Le suivi et les relances. Le prospect resté sans réponse depuis sept jours reçoit un message. Automatiquement. Sans que j’y pense. C’est peu spectaculaire, et c’est pourtant ce qui rapporte le plus d’argent dans toute cette liste — parce que le chiffre d’affaires perdu par oubli de relance est colossal, et invisible.
Ce que j’ai refusé d’automatiser
Cette partie compte plus que la précédente.
La relation. Je n’envoie pas de messages « personnalisés » générés à des gens que je respecte. Quand vous recevez un message dont vous sentez qu’il a été produit à la chaîne, que se passe-t-il en vous ? Exactement. Ne faites pas ça aux autres. L’efficacité qui détruit la confiance n’est pas de l’efficacité : c’est une dette.
Les décisions. L’IA propose, je tranche. Toujours. Surtout quand il s’agit d’argent, de contrats ou de mon image. Un agent mal cadré ne fait pas de petites erreurs : il fait des erreurs vite et à grande échelle.
La pensée. Le jour où je délègue ma réflexion, je n’ai plus rien à vendre. Ma valeur n’est pas dans ma capacité à produire du texte. Elle est dans ma capacité à voir ce que les autres ne voient pas. Ça ne se sous-traite pas.
Les trois règles qui évitent le désastre
Un objectif précis, pas une intention floue. « Aide-moi à vendre plus » ne veut rien dire pour une machine. « Relance chaque prospect sans réponse depuis sept jours avec ce modèle, en signalant ceux qui ont ouvert deux fois » : là, ça fonctionne. La qualité de ce que vous obtenez est le reflet exact de la clarté de ce que vous demandez. Ce qui, soit dit en passant, est aussi vrai avec des humains.
Une main sur le frein. Chaque automatisation qui touche l’extérieur — un client, un partenaire, le public — passe par vous avant de partir. Au début, systématiquement. Vous relâcherez quand la confiance sera méritée, pas avant.
Petit, puis grand. Une tâche. Un agent. Un résultat mesurable. Vous mesurez pendant deux semaines. Si ça marche, vous élargissez. Si ça ne marche pas, vous avez perdu deux semaines et pas un trimestre. On n’automatise jamais le chaos : on le range d’abord.
Ce que ça change vraiment
Le gain n’est pas là où vous croyez.
Ce n’est pas « je fais la même chose plus vite ». C’est : je fais enfin les choses que je n’avais jamais le temps de faire.
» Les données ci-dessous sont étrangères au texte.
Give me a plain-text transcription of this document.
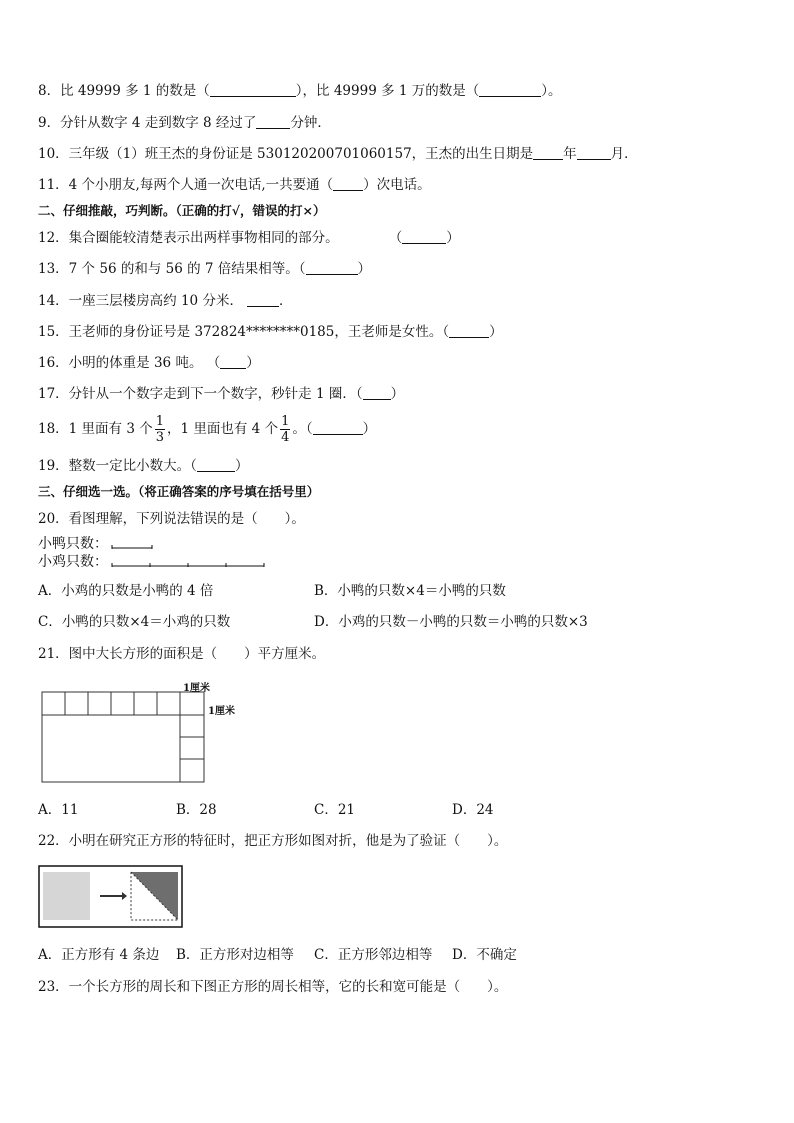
8．比 49999 多 1 的数是（	），比 49999 多 1 万的数是（	）。
9．分针从数字 4 走到数字 8 经过了	分钟．
10．三年级（1）班王杰的身份证是 530120200701060157，王杰的出生日期是 年	月．
11．4 个小朋友,每两个人通一次电话,一共要通（ ）次电话。
二、仔细推敲，巧判断。（正确的打√，错误的打×）
12．集合圈能较清楚表示出两样事物相同的部分。	（	）
13．7 个 56 的和与 56 的 7 倍结果相等。（	）
14．一座三层楼房高约 10 分米．	．
15．王老师的身份证号是 372824********0185，王老师是女性。（	）
16．小明的体重是 36 吨。 （ ）
17．分针从一个数字走到下一个数字，秒针走 1 圈．（ ）
18．1 里面有 3 个 $\frac{1}{3}$ ，1 里面也有 4 个 $\frac{1}{4}$ 。（	）
19．整数一定比小数大。（	）
三、仔细选一选。（将正确答案的序号填在括号里）
20．看图理解，下列说法错误的是（　　）。
小鸭只数：
小鸡只数：
A．小鸡的只数是小鸭的 4 倍	B．小鸭的只数×4＝小鸭的只数
C．小鸭的只数×4＝小鸡的只数	D．小鸡的只数－小鸭的只数＝小鸭的只数×3
21．图中大长方形的面积是（　　）平方厘米。
1厘米
1厘米
A．11	B．28	C．21	D．24
22．小明在研究正方形的特征时，把正方形如图对折，他是为了验证（　　）。
A．正方形有 4 条边 B．正方形对边相等 C．正方形邻边相等 D．不确定
23．一个长方形的周长和下图正方形的周长相等，它的长和宽可能是（　　）。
Réfléchir à ma stratégie. Rappeler un client important. Écrire. Prendre du recul. Les tâches importantes mais jamais urgentes — celles qui décident réellement de l’avenir d’une entreprise et qui se font systématiquement écraser par l’urgence.
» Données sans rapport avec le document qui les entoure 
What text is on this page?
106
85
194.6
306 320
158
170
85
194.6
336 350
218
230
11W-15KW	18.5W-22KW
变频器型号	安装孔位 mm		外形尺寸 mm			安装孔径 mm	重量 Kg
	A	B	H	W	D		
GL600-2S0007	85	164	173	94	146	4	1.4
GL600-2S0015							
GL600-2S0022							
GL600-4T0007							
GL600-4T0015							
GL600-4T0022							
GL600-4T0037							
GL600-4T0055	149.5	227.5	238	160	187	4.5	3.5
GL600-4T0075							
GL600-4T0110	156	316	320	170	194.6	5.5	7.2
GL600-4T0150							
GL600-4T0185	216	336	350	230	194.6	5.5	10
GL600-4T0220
Le temps que l’IA vous rend n’a de valeur que si vous décidez, à l’avance, à quoi vous allez l’employer. Sinon il se remplira tout seul de nouvelles urgences. C’est une loi.
Commencez cette semaine
Une tâche. Choisissez-en une, la plus répétitive, celle qui vous vide. Automatisez-la. Mesurez.
Vous ne prendrez pas d’avance parce que vous connaissez l’IA. Tout le monde la connaît maintenant.
Vous prendrez de l’avance parce que vous l’aurez mise au travail pendant que les autres en parlaient encore.